Poznaliśmy się niedawno, w 2016 roku, gdy bacznie obserwowałem gitarzystę w zmaganiach konkursowych. Potem zaprosiłem go do zespołu, który stał się bazą dla amerykańskiego wokalisty Vinxa. To wtedy, wraz z kwartetem ( i bratem, znakomitym basistą Damianem Kostką) zrealizowali warsztatowy Poznan Jazz Project ( z brawurowo wykonaną w klubie Blue Note komedowską kołysanką z „Rosemary’s Baby”). Po kilku miesiącach kwartet Dawida Kostki zmierzył się z równie interesującym pomysłem: poznańscy muzycy ( Damian Kostka, Jacek Szwaj, Mateusz Brzostowski) stworzyli zespół dla legendarnego amerykańskiego saksofonisty, Chico Freemana. Zrealizowany wtedy Poznań Jazz Project okazał się jednym z ważniejszych koncertów festiwalu Era Jazzu (został także zarejestrowany i wydany na płycie „ „Live at Aquanet Jazz Festival 2016”). Zachwytom dla młodych, poznańskich muzyków nie było końca i wydawać by się mogło, że wydarzenie to stanie się ważnym i niezapomnianym epizodem w karierze Dawida Kostki i jego zespołu. Nieoczekiwanym okazał się jednak koncert australijskiej pianistki i wokalistki Sarah McKenzie, która „zgubiła” swoich muzyków i trio (Dawid Kostka– gitara, Mateusz Brzostowski– perkusja i Damian Kostka– kontrabas) zrealizowali wraz z wokalistką galowy koncert, który brawura, emocjami i profesjonalizmem artystów przeszedł do annałów historii jazzu w Poznaniu. Koncert ten pokazał także, jak znakomitym instrumentalistą jest Dawid Kostka, jak płynnie porusza się zarówno w klimatach jazzowych standardów, jak i ekspresyjnej improwizacji. Gitarzysta dowiódł tego także koncertując wspólnie z zespołem Reginy Carter- najwybitniejszej skrzypaczki jazzu. Ich występ na gali Ery Jazzu był z pewnością jednym z ważniejszych w karierze poznańskiego gitarzysty. Koncert ten był także okazją do zaprezentowania nowego zespołu Dawida Kostki oraz premierą albumu „Progression”.

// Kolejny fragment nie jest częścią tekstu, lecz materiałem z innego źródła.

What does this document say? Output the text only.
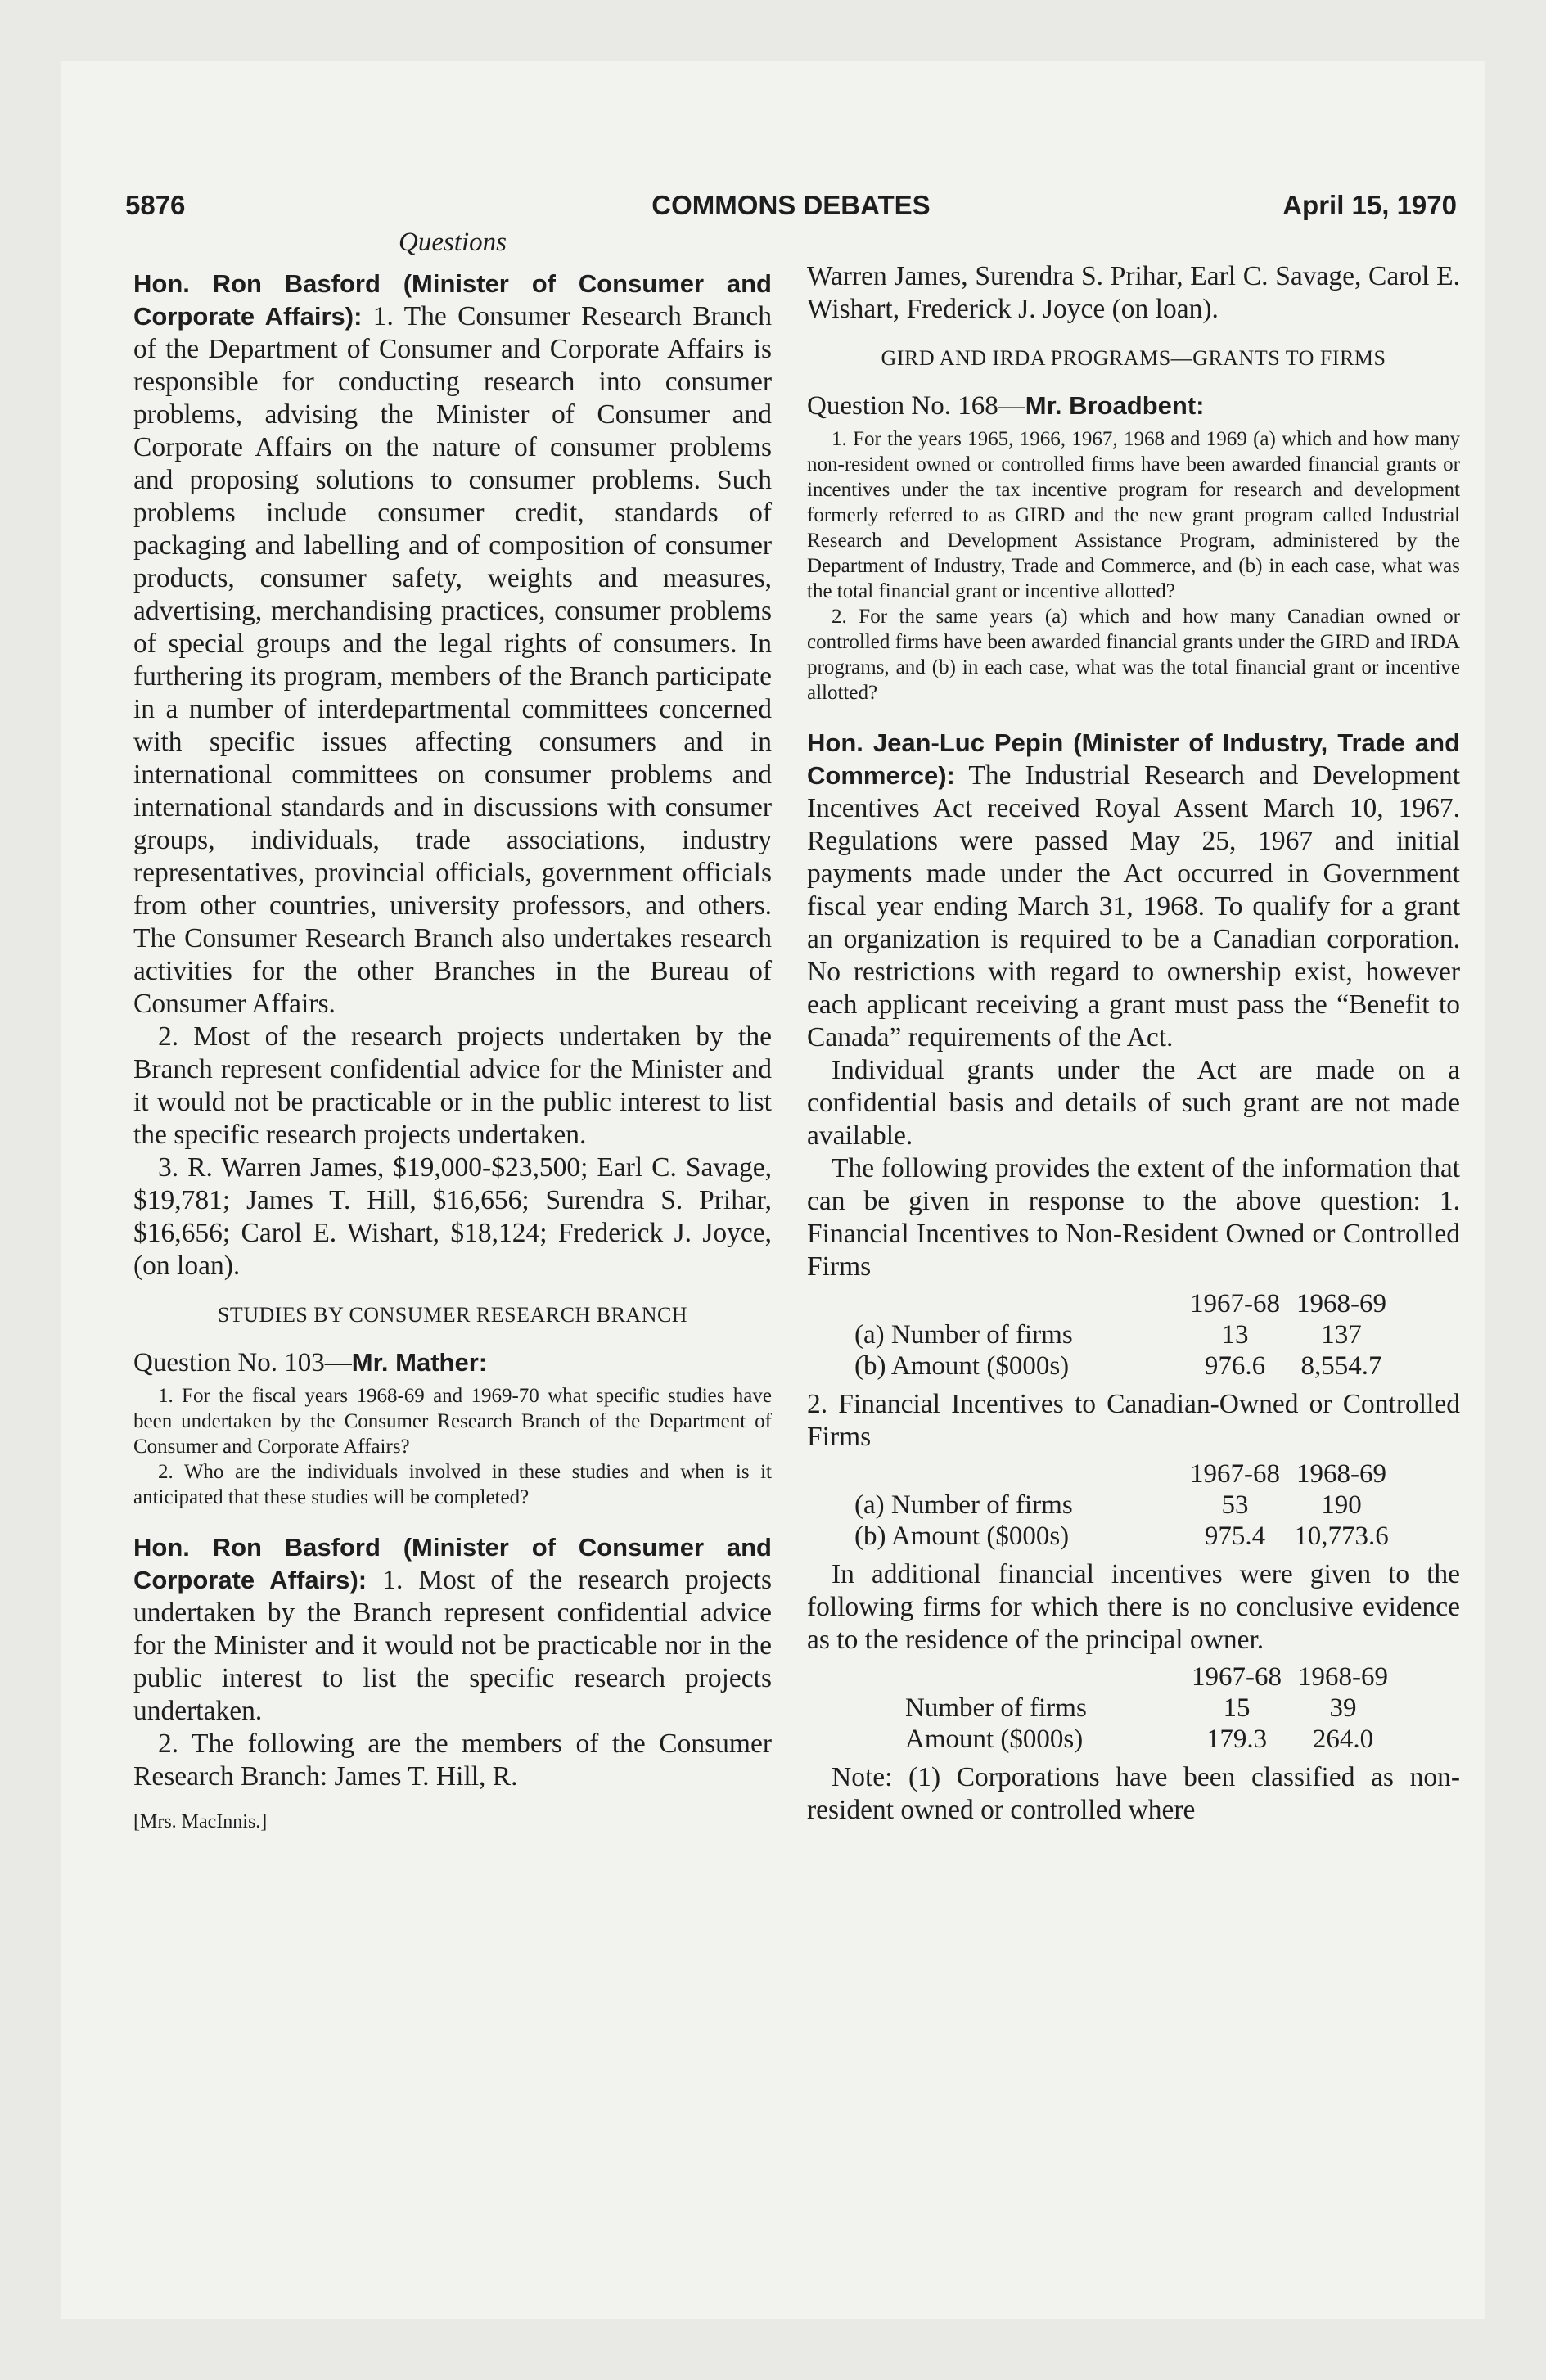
5876	COMMONS DEBATES	April 15, 1970
Questions

Hon. Ron Basford (Minister of Consumer and Corporate Affairs): 1. The Consumer Research Branch of the Department of Consumer and Corporate Affairs is responsible for conducting research into consumer problems, advising the Minister of Consumer and Corporate Affairs on the nature of consumer problems and proposing solutions to consumer problems. Such problems include consumer credit, standards of packaging and labelling and of composition of consumer products, consumer safety, weights and measures, advertising, merchandising practices, consumer problems of special groups and the legal rights of consumers. In furthering its program, members of the Branch participate in a number of interdepartmental committees concerned with specific issues affecting consumers and in international committees on consumer problems and international standards and in discussions with consumer groups, individuals, trade associations, industry representatives, provincial officials, government officials from other countries, university professors, and others. The Consumer Research Branch also undertakes research activities for the other Branches in the Bureau of Consumer Affairs.

2. Most of the research projects undertaken by the Branch represent confidential advice for the Minister and it would not be practicable or in the public interest to list the specific research projects undertaken.

3. R. Warren James, $19,000-$23,500; Earl C. Savage, $19,781; James T. Hill, $16,656; Surendra S. Prihar, $16,656; Carol E. Wishart, $18,124; Frederick J. Joyce, (on loan).

STUDIES BY CONSUMER RESEARCH BRANCH
Question No. 103—Mr. Mather:

1. For the fiscal years 1968-69 and 1969-70 what specific studies have been undertaken by the Consumer Research Branch of the Department of Consumer and Corporate Affairs?

2. Who are the individuals involved in these studies and when is it anticipated that these studies will be completed?

Hon. Ron Basford (Minister of Consumer and Corporate Affairs): 1. Most of the research projects undertaken by the Branch represent confidential advice for the Minister and it would not be practicable nor in the public interest to list the specific research projects undertaken.

2. The following are the members of the Consumer Research Branch: James T. Hill, R.

[Mrs. MacInnis.]

Warren James, Surendra S. Prihar, Earl C. Savage, Carol E. Wishart, Frederick J. Joyce (on loan).

GIRD AND IRDA PROGRAMS—GRANTS TO FIRMS
Question No. 168—Mr. Broadbent:

1. For the years 1965, 1966, 1967, 1968 and 1969 (a) which and how many non-resident owned or controlled firms have been awarded financial grants or incentives under the tax incentive program for research and development formerly referred to as GIRD and the new grant program called Industrial Research and Development Assistance Program, administered by the Department of Industry, Trade and Commerce, and (b) in each case, what was the total financial grant or incentive allotted?

2. For the same years (a) which and how many Canadian owned or controlled firms have been awarded financial grants under the GIRD and IRDA programs, and (b) in each case, what was the total financial grant or incentive allotted?

Hon. Jean-Luc Pepin (Minister of Industry, Trade and Commerce): The Industrial Research and Development Incentives Act received Royal Assent March 10, 1967. Regulations were passed May 25, 1967 and initial payments made under the Act occurred in Government fiscal year ending March 31, 1968. To qualify for a grant an organization is required to be a Canadian corporation. No restrictions with regard to ownership exist, however each applicant receiving a grant must pass the “Benefit to Canada” requirements of the Act.

Individual grants under the Act are made on a confidential basis and details of such grant are not made available.

The following provides the extent of the information that can be given in response to the above question: 1. Financial Incentives to Non-Resident Owned or Controlled Firms

	1967-68	1968-69
(a) Number of firms	13	137
(b) Amount ($000s)	976.6	8,554.7

2. Financial Incentives to Canadian-Owned or Controlled Firms

	1967-68	1968-69
(a) Number of firms	53	190
(b) Amount ($000s)	975.4	10,773.6

In additional financial incentives were given to the following firms for which there is no conclusive evidence as to the residence of the principal owner.

	1967-68	1968-69
Number of firms	15	39
Amount ($000s)	179.3	264.0

Note: (1) Corporations have been classified as non-resident owned or controlled where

Trio gitarzysty ( Dawid Kostka, Damian Kostka, Mateusz Brzostowski) rozbudowano do kwintetu zapraszając pianistę Pawła Kaczmarczyka oraz saksofonistę Macieja Kocińskiego. Wcześniej muzycy zrealizowali sesję i album „Progression” więc koncert w prestiżowej auli UAM był swego rodzaju premierą muzyki gitarzysty i jego nowego zespołu. Teraz Dawid Kostka pokazał się nie tylko jako doskonały, perfekcyjny instrumentalista, bawiący się frazą, brzmieniem oraz improwizacją, ale także jako ciekawy kompozytor. Niezwykle istotnym jest także i to, że gitarzysta potrafi stworzyć swoją muzyką ( oraz oczywistym już teraz obyciem estradowym) rodzaj tej szczególnej, jazzowej więzi, która łączy muzyków i słuchaczy. Co ciekawe, wrażenie takie odnosi się nie tylko uczestnicząc w koncercie, ale słuchając nowej płyty kwintetu Dawida Kostki. Gitarzysta jest intuicyjnie związany z zespołem, słucha perkusisty, trzyma linię basu, z pianistą i saksofonistą kontratakuje zgrabnymi wybiegami. Brzmienie jest przemyślane, dalekie od sprytnej ekwilibrystyki jazzu, bo bogatsze, szukające w budowaniu barwy i nastroju znamion melodyjnej kompozycji. Trio + nie zaistniałoby w tak szerokim wymiarze, gdyby nie gościnni artyści. Paweł Kaczmarczyk jest klasą sam w sobie i liderem, który w grupie D. Kostki staje się jednym z precyzyjnie dopasowanych elementów. Nie ściga się ekspozycją własnych pomysłów, ale niezwykle precyzyjnie wplata swoją wirtuozerię w grę całego zespołu. Saksofonista Maciej „Kocin” Kociński nadaje całemu brzmieniu formatu klasycznej, jazzowej stylistyki budując niby-własny świat, ale oparty przecież o struktury trio gitarzysty. Jego solówki to nie „jazzowa ekspozycja”, lecz ciekawe upiększania brzmienie, z ostrymi improwizacjami i przemyślanymi pasażami. Sekcja ( Damian Kostka i Mateusz Brzostowski) to dzisiaj „jazzowy wzorzec” i przykład doskonale funkcjonującej „rhythm machine”. Słychać, jak bawią się rytmem, jak budują skale i pilnują metrum, jak zgrabnie podają je pozostałym muzykom. Tytuł albumu ( „Progression”) jest nad wyraz adekwatny do tego, co Dawid Kostka robi ze swoim jazzem. Artysta jest w doskonałym miejscu, by wkrótce zrobić kolejny „ giant step”. Trzymam kciuki !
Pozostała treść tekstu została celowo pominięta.